Tenant Assistance Project adds resource to prevent evictions long-term
LINCOLN, Neb. (KOLN) - It’s a typical Thursday morning. Volunteer attorneys are standing outside the elevator on the second floor of the Lancaster County Courthouse, waiting for tenants facing eviction, so they don’t have to face a judge, alone.
The Tenant Assistance Project started with volunteer attorneys representing clients for free when they had time after the eviction moratorium ended, but now there are lawyers available every day.
“Our greatest impact has been in reducing evictions overall,” Ryan Sullivan, who helped start the program, said. “We’ve reduced evictions by about 50% to 60% overall in the last two years.”
Now, they’re taking their focus beyond just preventing an eviction from happening.
“Eviction is a symptom of larger issues, health issues, financial issues and in most cases they need additional services beyond legal,” Sullivan said.
It’s why they brought on Kaitlyn Evans, a student about to graduate with her social work degree, to serve as a resource navigator.
“We are a short-term service for individuals and families,” Evans said. “Our goal is to get them connected with more long-term services.”
When a tenant arrives for their hearing, they’ll fill out a needs assessment to identify what resources they need to be connected to in order to prevent another eviction from happening.

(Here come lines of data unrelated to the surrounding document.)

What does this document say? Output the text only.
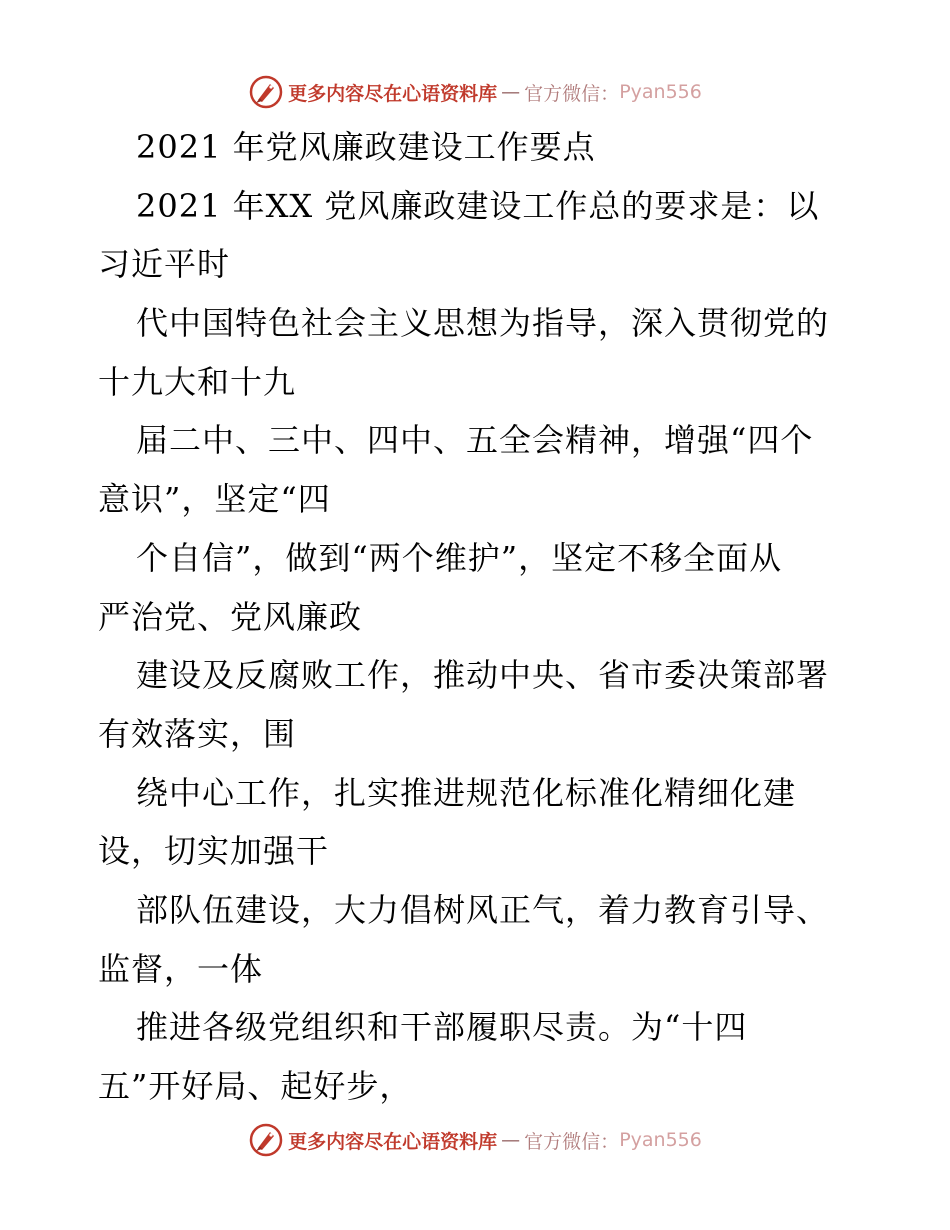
更多内容尽在心语资料库 — 官方微信： Pyan556
2021 年党风廉政建设工作要点
2021 年XX 党风廉政建设工作总的要求是：以
习近平时
代中国特色社会主义思想为指导，深入贯彻党的
十九大和十九
届二中、三中、四中、五全会精神，增强“四个
意识”，坚定“四
个自信”，做到“两个维护”，坚定不移全面从
严治党、党风廉政
建设及反腐败工作，推动中央、省市委决策部署
有效落实，围
绕中心工作，扎实推进规范化标准化精细化建
设，切实加强干
部队伍建设，大力倡树风正气，着力教育引导、
监督，一体
推进各级党组织和干部履职尽责。为“十四
五”开好局、起好步，
更多内容尽在心语资料库 — 官方微信： Pyan556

“Food, mental health, domestic violence are things that reoccur every day, employment is another one,” Evans said.
The project identified this as a need because evictions aren’t slowing down. Sullivan said in the last month, 326 eviction hearings have been scheduled in the county. He said there’s been up to 40 scheduled on a single morning. In the last few months since Evans came on, she’s helped up to 100 people connect with resources.
“It’s hard because we need more services on a macro systemic level, more housing and more money,” Evans said. “But it’s also great to see these folks get connected to services they didn’t know existed or see them get something they didn’t think they’d be able to obtain, like food for the week.”
But her position isn’t permanent. Sullivan said they’re hoping to secure funding to continue offering a resource navigator long-term.